Deutsche Bahn-Chefin will 500 Millionen Euro bei Konzernleitung einsparen
Deutsche Bahn-Chefin Evelyn Palla will im Konzern die Ausgaben senken – und setzt dabei vor allem bei den Führungsebenen an. Rund eine halbe Milliarde Euro soll jedes Jahr eingespart werden.
Deutsche Bahn-Chefin Evelyn Palla plant, künftig pro Jahr 500 Millionen Euro in der Konzernleitung einzusparen. „Wir wollen den Fokus legen auf die Funktionen, die uns tatsächlich unterstützen, dass die Qualität der Eisenbahn in der Fläche besser wird“, sagte sie bei einem Neujahrsempfang des Unternehmens in Berlin. „Und von dem Rest, von allem anderen, werden wir uns verabschieden, weil wir uns das einfach nicht mehr leisten können.“
Deutliche Einsparungen in der Konzernleitung seien notwendig, betonte die Deutsche Bahn-Chefin, die seit Oktober des vergangenen Jahres an der Spitze des Konzerns steht.

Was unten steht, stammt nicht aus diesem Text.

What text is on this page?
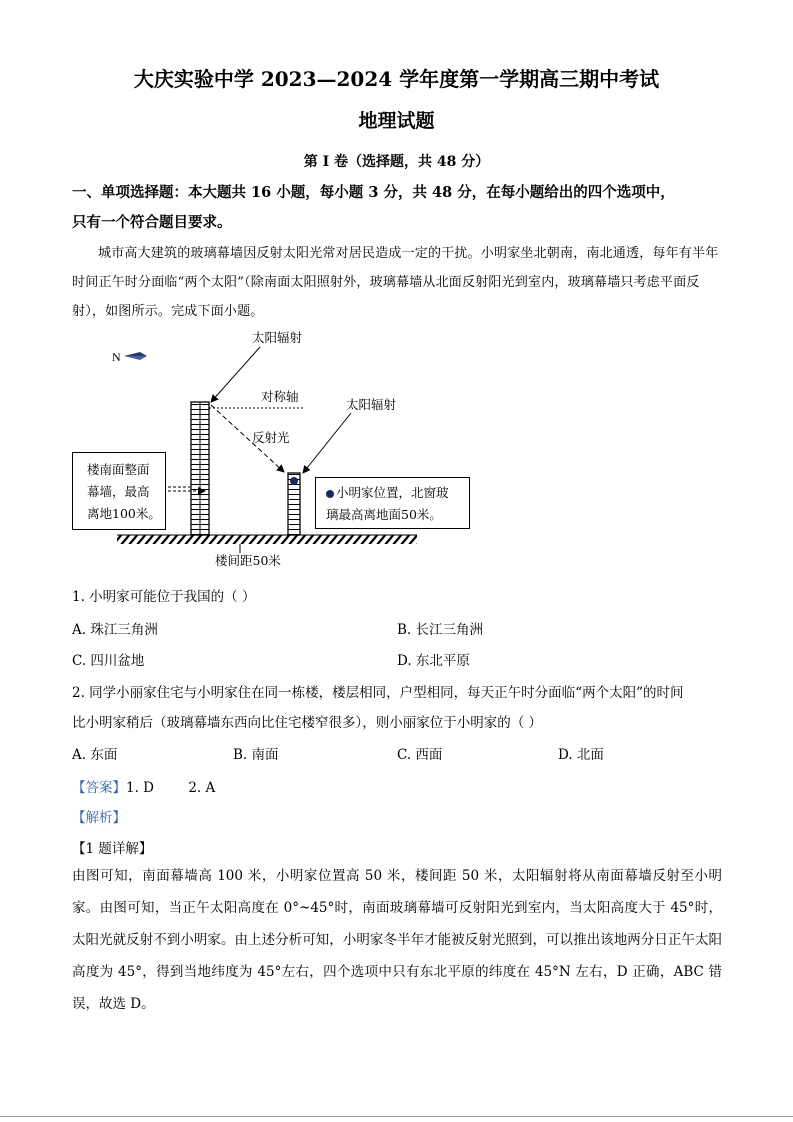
大庆实验中学 2023—2024 学年度第一学期高三期中考试
地理试题
第 I 卷（选择题，共 48 分）
一、单项选择题：本大题共 16 小题，每小题 3 分，共 48 分，在每小题给出的四个选项中，
只有一个符合题目要求。
城市高大建筑的玻璃幕墙因反射太阳光常对居民造成一定的干扰。小明家坐北朝南，南北通透，每年有半年时间正午时分面临“两个太阳”（除南面太阳照射外，玻璃幕墙从北面反射阳光到室内，玻璃幕墙只考虑平面反射），如图所示。完成下面小题。
N
太阳辐射
太阳辐射
对称轴
反射光
楼间距50米
楼南面整面
幕墙，最高
离地100米。
小明家位置，北窗玻
璃最高离地面50米。
1. 小明家可能位于我国的（ ）
A. 珠江三角洲	B. 长江三角洲
C. 四川盆地	D. 东北平原
2. 同学小丽家住宅与小明家住在同一栋楼，楼层相同，户型相同，每天正午时分面临“两个太阳”的时间
比小明家稍后（玻璃幕墙东西向比住宅楼窄很多），则小丽家位于小明家的（ ）
A. 东面	B. 南面	C. 西面	D. 北面
【答案】1. D        2. A
【解析】
【1 题详解】
由图可知，南面幕墙高 100 米，小明家位置高 50 米，楼间距 50 米，太阳辐射将从南面幕墙反射至小明家。由图可知，当正午太阳高度在 0°~45°时，南面玻璃幕墙可反射阳光到室内，当太阳高度大于 45°时，太阳光就反射不到小明家。由上述分析可知，小明家冬半年才能被反射光照到，可以推出该地两分日正午太阳高度为 45°，得到当地纬度为 45°左右，四个选项中只有东北平原的纬度在 45°N 左右，D 正确，ABC 错误，故选 D。
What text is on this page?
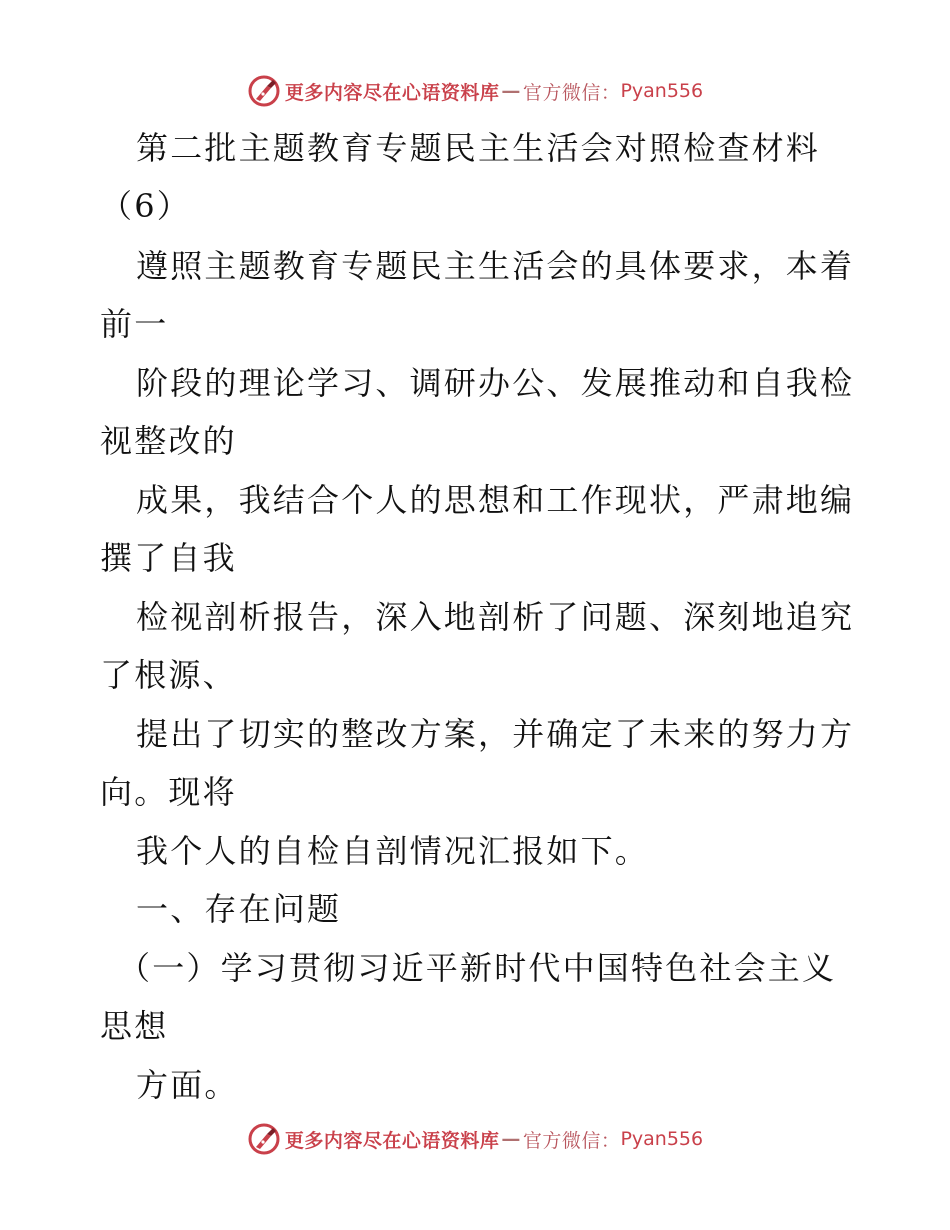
更多内容尽在心语资料库 — 官方微信： Pyan556
第二批主题教育专题民主生活会对照检查材料
（6）
遵照主题教育专题民主生活会的具体要求，本着
前一
阶段的理论学习、调研办公、发展推动和自我检
视整改的
成果，我结合个人的思想和工作现状，严肃地编
撰了自我
检视剖析报告，深入地剖析了问题、深刻地追究
了根源、
提出了切实的整改方案，并确定了未来的努力方
向。现将
我个人的自检自剖情况汇报如下。
一、存在问题
（一）学习贯彻习近平新时代中国特色社会主义
思想
方面。
更多内容尽在心语资料库 — 官方微信： Pyan556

„Was nehmen wir uns da vor? Tatsächlich eine Kostenreduktion von bis zu 500 Millionen pro Jahr allein in der Konzernleitung.“
Radikale Einsparungen in der Konzernleitung
Schon wenige Wochen nach ihrem Amtsantritt hatte die Deutsche Bahn-Chefin eine weitreichende Umstrukturierung des gesamten Konzerns angekündigt und insbesondere in den Führungsetagen einen harten Kurs eingeschlagen. Von etwa 3.500 Stellen in der sogenannten Konzernleitung sollen laut Plan rund 30 Prozent wegfallen – ein zentraler Teil des Bahn-Stellenabbaus. Allein auf der Ebene unterhalb des Konzernvorstands strich Bahnchefin Evelyn Palla rund die Hälfte von 43 Führungspositionen. Weitere Schritte sollen folgen.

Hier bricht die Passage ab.